The
Beatles: Get Back
With "Get Back", director Peter Jackson has achieved the impossible: Making a documentary as long as the Lord of the Rings Extended Editions.
Presented
with 60 hours of film and 150 hours of audio recorded in 1969 as part of a planned documentary
of the making of the "Let It Be" album, Pete has proven himself well and truly
incapable of making any kind of editorial decision, and basically just kept everything.
There
are three episodes to this thing, each over two hours long, but the only one
worth watching is the first as that’s the only one in which anything of note
happens—to whit, Paul comes up with the riff for the song “Get Back” and George
decides to leave the band. While there are brief moments of delight here and there, such as John's monolog about masturbation in the Boy Scouts or the black humor that arises once George leaves, the rest is mostly just the four of them rehearsing, then
the rooftop concert at the end which we’ve all seen before.
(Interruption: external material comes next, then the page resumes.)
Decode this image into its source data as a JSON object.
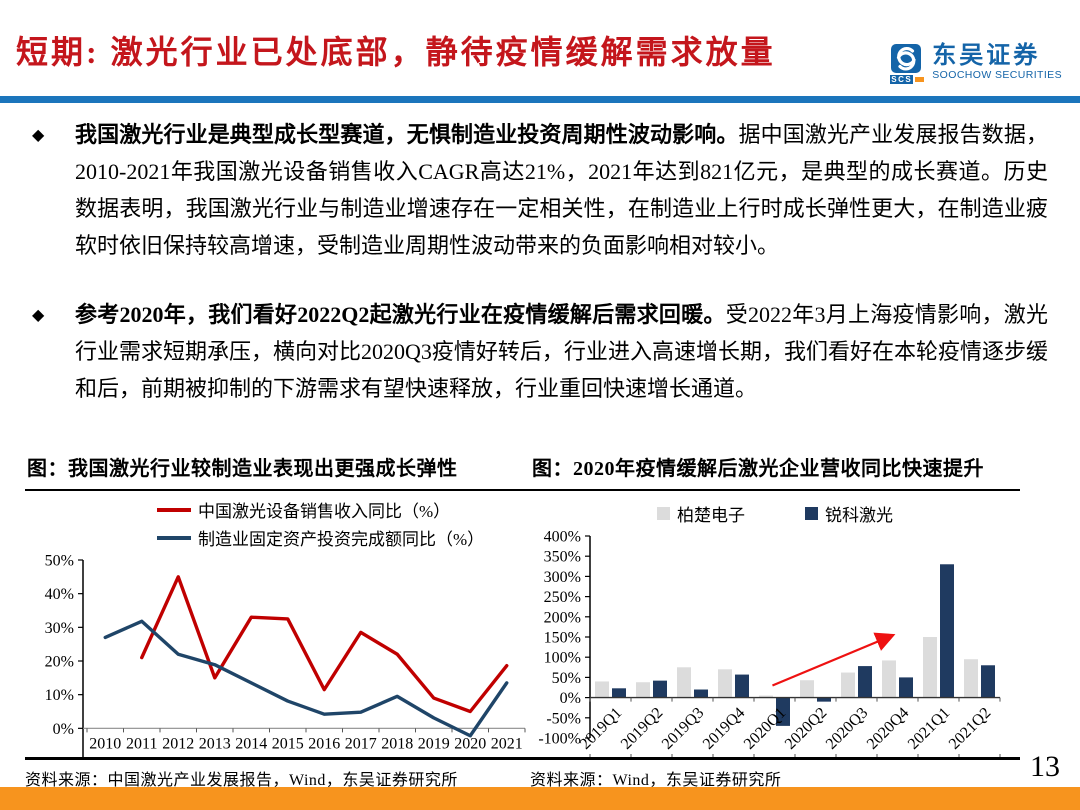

Even faced with such a logical and fitting end to the documentary Pete just keeps right on going, showing us the boys coming downstairs after the concert and anticlimactically going back to rehearsing again.
I leave you with one final thought about the song "Get Back": At one point Paul and John thought about turning it into a protest song opposing the white nationalist anti-immigrant sentiment in Britain at the time. Fifty years ago. Thank goodness that would never happen today. Look how far we've come. Look how much we've grown.